A .44 magnum 240 grain bullet has the same mass regardless of whether it is fired out of a 5 inch barrel or a 30 inch barrel. The muzzle velocity of the same bullet is going to be pretty much the same between the two. A longer barrel doesn’t always mean a higher velocity (but it can), but it does increase accuracy. Also, what is your friend describing as an “armor piercing bullet”? A heavy penetrator, or a bullet dipped in teflon?
It seems to me that you are both comparing apples and oranges, without knowing what the difference is.
It depends on what you mean by “it.” (I can’t believe I just said that.)

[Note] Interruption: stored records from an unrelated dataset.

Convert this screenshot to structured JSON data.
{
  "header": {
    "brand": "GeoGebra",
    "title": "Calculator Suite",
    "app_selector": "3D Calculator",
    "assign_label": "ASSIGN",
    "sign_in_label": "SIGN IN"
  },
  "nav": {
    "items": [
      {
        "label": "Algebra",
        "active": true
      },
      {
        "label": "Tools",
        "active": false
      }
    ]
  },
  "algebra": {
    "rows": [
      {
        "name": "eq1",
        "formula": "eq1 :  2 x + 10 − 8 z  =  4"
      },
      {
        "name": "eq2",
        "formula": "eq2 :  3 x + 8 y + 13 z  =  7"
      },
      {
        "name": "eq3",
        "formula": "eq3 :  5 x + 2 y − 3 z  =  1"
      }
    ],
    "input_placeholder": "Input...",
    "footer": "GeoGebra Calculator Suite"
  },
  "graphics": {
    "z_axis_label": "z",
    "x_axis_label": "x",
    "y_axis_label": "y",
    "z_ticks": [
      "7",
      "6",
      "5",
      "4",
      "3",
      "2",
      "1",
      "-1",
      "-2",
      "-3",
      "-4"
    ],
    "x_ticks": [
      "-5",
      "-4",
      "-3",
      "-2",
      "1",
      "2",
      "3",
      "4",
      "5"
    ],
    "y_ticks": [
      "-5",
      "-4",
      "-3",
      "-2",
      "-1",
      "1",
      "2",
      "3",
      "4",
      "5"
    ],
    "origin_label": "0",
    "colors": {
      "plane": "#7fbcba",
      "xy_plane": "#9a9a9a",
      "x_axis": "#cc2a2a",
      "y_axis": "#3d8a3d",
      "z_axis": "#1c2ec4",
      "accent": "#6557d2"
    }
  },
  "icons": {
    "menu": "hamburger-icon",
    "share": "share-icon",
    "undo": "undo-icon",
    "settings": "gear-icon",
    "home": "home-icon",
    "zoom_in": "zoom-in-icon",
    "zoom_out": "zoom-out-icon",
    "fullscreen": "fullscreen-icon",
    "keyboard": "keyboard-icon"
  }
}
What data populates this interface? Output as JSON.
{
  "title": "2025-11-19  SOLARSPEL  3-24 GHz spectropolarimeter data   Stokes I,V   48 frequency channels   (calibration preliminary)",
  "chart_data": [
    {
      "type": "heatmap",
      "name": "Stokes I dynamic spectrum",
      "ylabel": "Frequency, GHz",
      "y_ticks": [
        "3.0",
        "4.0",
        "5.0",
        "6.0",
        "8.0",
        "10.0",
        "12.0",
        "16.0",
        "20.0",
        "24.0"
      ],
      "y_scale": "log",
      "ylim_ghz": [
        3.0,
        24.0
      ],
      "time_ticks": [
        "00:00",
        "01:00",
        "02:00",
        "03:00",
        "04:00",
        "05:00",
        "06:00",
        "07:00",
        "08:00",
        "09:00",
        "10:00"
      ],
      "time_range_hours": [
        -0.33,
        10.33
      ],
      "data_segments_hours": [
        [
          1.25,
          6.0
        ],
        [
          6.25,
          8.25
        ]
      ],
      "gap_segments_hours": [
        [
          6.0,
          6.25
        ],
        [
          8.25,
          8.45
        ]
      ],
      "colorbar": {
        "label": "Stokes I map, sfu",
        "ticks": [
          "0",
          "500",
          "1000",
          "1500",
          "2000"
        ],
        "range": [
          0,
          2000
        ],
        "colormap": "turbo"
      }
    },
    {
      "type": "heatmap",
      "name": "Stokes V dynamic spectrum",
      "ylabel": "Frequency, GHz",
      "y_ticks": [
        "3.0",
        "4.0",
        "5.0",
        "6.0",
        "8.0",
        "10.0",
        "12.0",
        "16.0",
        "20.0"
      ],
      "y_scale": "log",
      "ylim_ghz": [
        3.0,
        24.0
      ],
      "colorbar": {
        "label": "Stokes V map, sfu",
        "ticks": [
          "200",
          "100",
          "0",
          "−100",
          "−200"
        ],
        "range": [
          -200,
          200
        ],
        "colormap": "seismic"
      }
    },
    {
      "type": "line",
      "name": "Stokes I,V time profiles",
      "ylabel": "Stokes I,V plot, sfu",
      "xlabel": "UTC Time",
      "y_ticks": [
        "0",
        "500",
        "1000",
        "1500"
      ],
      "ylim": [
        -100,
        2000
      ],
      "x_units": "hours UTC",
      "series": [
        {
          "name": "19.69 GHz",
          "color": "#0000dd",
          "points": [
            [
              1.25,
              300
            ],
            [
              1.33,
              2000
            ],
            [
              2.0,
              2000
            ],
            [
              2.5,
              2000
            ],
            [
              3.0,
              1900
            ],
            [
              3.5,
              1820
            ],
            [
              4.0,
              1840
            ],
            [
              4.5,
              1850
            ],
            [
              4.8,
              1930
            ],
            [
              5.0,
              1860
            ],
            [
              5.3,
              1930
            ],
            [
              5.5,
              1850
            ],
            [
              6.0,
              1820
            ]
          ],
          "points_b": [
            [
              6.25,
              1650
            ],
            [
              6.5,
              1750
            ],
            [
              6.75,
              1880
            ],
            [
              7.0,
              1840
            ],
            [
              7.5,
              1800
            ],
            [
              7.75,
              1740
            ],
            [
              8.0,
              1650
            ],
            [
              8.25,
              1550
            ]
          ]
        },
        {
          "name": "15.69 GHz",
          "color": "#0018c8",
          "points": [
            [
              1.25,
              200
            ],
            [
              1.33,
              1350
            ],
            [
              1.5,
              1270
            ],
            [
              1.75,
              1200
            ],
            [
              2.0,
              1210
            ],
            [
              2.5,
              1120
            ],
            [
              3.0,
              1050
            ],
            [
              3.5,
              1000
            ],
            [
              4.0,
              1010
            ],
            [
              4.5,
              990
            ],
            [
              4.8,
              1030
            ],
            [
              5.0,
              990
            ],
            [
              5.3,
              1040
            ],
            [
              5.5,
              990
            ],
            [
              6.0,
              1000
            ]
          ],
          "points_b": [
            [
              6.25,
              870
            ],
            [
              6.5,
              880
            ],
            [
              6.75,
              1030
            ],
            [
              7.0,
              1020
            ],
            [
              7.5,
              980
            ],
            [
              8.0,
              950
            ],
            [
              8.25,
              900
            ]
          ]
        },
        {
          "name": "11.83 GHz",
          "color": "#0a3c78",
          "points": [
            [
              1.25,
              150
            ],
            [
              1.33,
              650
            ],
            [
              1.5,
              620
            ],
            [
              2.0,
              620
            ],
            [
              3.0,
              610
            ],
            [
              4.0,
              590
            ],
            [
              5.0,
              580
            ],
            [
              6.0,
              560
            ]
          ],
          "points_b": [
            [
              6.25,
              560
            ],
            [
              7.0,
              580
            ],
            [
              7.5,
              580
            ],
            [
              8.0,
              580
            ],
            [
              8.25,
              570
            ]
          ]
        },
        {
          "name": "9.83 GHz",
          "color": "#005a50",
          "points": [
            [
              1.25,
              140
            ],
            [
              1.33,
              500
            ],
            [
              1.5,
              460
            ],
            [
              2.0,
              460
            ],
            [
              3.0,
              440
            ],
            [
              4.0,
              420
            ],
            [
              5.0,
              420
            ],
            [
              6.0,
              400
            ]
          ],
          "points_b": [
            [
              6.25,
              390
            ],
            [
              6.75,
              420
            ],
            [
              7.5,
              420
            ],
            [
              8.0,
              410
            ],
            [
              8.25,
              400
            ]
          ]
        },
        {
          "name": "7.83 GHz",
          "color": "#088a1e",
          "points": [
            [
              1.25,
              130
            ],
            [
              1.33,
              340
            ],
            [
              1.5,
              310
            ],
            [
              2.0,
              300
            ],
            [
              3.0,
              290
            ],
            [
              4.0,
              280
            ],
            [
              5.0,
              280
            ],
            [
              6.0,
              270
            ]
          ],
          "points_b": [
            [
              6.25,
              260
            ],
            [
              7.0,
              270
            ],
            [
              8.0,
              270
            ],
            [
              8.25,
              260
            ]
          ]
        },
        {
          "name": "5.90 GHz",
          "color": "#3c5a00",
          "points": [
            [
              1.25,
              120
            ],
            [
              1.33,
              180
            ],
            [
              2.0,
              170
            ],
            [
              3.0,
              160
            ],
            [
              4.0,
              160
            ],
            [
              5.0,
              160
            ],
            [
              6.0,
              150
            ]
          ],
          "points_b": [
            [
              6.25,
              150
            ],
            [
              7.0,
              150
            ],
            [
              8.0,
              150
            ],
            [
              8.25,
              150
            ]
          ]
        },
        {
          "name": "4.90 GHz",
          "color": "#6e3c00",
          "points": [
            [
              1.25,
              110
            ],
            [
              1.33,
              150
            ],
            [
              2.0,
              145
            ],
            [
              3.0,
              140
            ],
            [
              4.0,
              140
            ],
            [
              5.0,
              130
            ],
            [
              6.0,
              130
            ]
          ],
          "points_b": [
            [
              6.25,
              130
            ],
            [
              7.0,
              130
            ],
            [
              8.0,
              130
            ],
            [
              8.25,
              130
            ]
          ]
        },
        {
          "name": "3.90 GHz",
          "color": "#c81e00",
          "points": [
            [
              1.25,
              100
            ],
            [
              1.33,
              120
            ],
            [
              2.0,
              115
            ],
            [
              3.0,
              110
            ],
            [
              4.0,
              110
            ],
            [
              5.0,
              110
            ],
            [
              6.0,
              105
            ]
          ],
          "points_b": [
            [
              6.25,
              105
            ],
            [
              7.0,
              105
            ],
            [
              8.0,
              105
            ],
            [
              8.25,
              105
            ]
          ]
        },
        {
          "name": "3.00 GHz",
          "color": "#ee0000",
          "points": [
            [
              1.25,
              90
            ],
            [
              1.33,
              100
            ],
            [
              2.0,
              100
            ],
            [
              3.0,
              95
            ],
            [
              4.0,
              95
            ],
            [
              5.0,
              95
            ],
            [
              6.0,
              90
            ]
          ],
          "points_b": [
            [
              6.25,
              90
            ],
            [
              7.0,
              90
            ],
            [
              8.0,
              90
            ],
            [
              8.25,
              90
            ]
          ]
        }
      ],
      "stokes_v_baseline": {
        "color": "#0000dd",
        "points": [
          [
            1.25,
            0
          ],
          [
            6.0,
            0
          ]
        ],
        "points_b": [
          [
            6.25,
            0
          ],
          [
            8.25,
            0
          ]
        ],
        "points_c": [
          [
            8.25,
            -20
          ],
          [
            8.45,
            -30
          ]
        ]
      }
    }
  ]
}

Kinetic energy is the amount of “work” the bullet is capable of doing. “Work” consists of applying a force over a certain distance. If one bullet has twice the kinetic energy of another (either because it’s heavier or faster, or both), that means it can exert more force on the target and/or do so for over a longer distance. So if you want to describe the amount of damage a certain bullet can do, kinetic energy is the most convenient number to use. Saying “this bullet has 1000 Joules of kinetic energy” is the same thing as saying “if this bullet were to hit a target which decelerates it with a force of 1000 Newtons, it will travel 1 meter into the target.” The exact amount of force depends on the hardness of the target and the speed, mass and shape of the bullet.